Randomized Subsystem Descent for Fermion-to-Qubit Mapping

TL;DR

The paper introduces Randomized Subsystem Descent, an efficient algorithm for optimizing fermion-to-qubit mappings by iteratively optimizing subsystems, significantly reducing resource overhead in quantum simulations.

Contribution

It generalizes randomized block coordinate descent to fermion-to-qubit mapping optimization, enabling scalable and efficient reductions in Hamiltonian complexity.

Findings

Achieves significant reduction in Pauli weight across benchmarks.

Handles large models like 16x16 Hubbard and 54-mode molecules.

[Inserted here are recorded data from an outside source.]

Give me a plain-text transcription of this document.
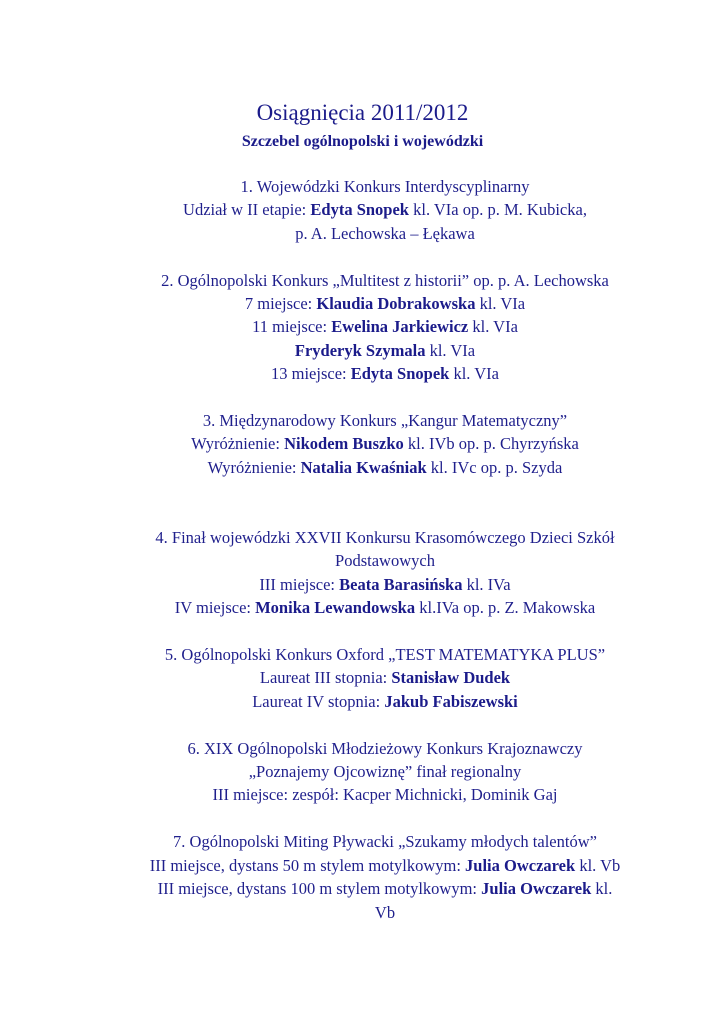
Osiągnięcia 2011/2012
Szczebel ogólnopolski i wojewódzki

1. Wojewódzki Konkurs Interdyscyplinarny

Udział w II etapie: Edyta Snopek kl. VIa op. p. M. Kubicka,

p. A. Lechowska – Łękawa

2. Ogólnopolski Konkurs „Multitest z historii” op. p. A. Lechowska

7 miejsce: Klaudia Dobrakowska kl. VIa

11 miejsce: Ewelina Jarkiewicz kl. VIa

Fryderyk Szymala kl. VIa

13 miejsce: Edyta Snopek kl. VIa

3. Międzynarodowy Konkurs „Kangur Matematyczny”

Wyróżnienie: Nikodem Buszko kl. IVb op. p. Chyrzyńska

Wyróżnienie: Natalia Kwaśniak kl. IVc op. p. Szyda

4. Finał wojewódzki XXVII Konkursu Krasomówczego Dzieci Szkół

Podstawowych

III miejsce: Beata Barasińska kl. IVa

IV miejsce: Monika Lewandowska kl.IVa op. p. Z. Makowska

5. Ogólnopolski Konkurs Oxford „TEST MATEMATYKA PLUS”

Laureat III stopnia: Stanisław Dudek

Laureat IV stopnia: Jakub Fabiszewski

6. XIX Ogólnopolski Młodzieżowy Konkurs Krajoznawczy

„Poznajemy Ojcowiznę” finał regionalny

III miejsce: zespół: Kacper Michnicki, Dominik Gaj

7. Ogólnopolski Miting Pływacki „Szukamy młodych talentów”

III miejsce, dystans 50 m stylem motylkowym: Julia Owczarek kl. Vb

III miejsce, dystans 100 m stylem motylkowym: Julia Owczarek kl.

Vb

Demonstrates computational efficiency by focusing on subsystems.

Abstract

We propose a versatile and efficient algorithmic framework for optimizing fermion-to-qubit mappings by generalizing the idea of randomized block coordinate descent. Our greedy approach, termed Randomized Subsystem Descent, iteratively samples a tractable subsystem from the full Hamiltonian, performs optimization within the subsystem under a given metric, and then reintegrates the updated subsystem into the global operator. Restricting the optimization to a subsystem at each iteration ensures computational efficiency, bypassing the dimensional bottlenecks that usually hinder global search heuristics. We benchmark our algorithm on one- and two-dimensional lattice hopping models, the Hubbard model with up to $16 \times 16$ sites, alongside a collection of molecular electronic-structure Hamiltonians with up to 54 modes and more than 180,000 Pauli strings. Across all benchmarks, our method consistently provides appreciable reduction in (weighted) Pauli weight, suggesting that Randomized Subsystem Descent is a practical and scalable framework for lowering the resource overhead of finding hardware-efficient Hamiltonian encodings.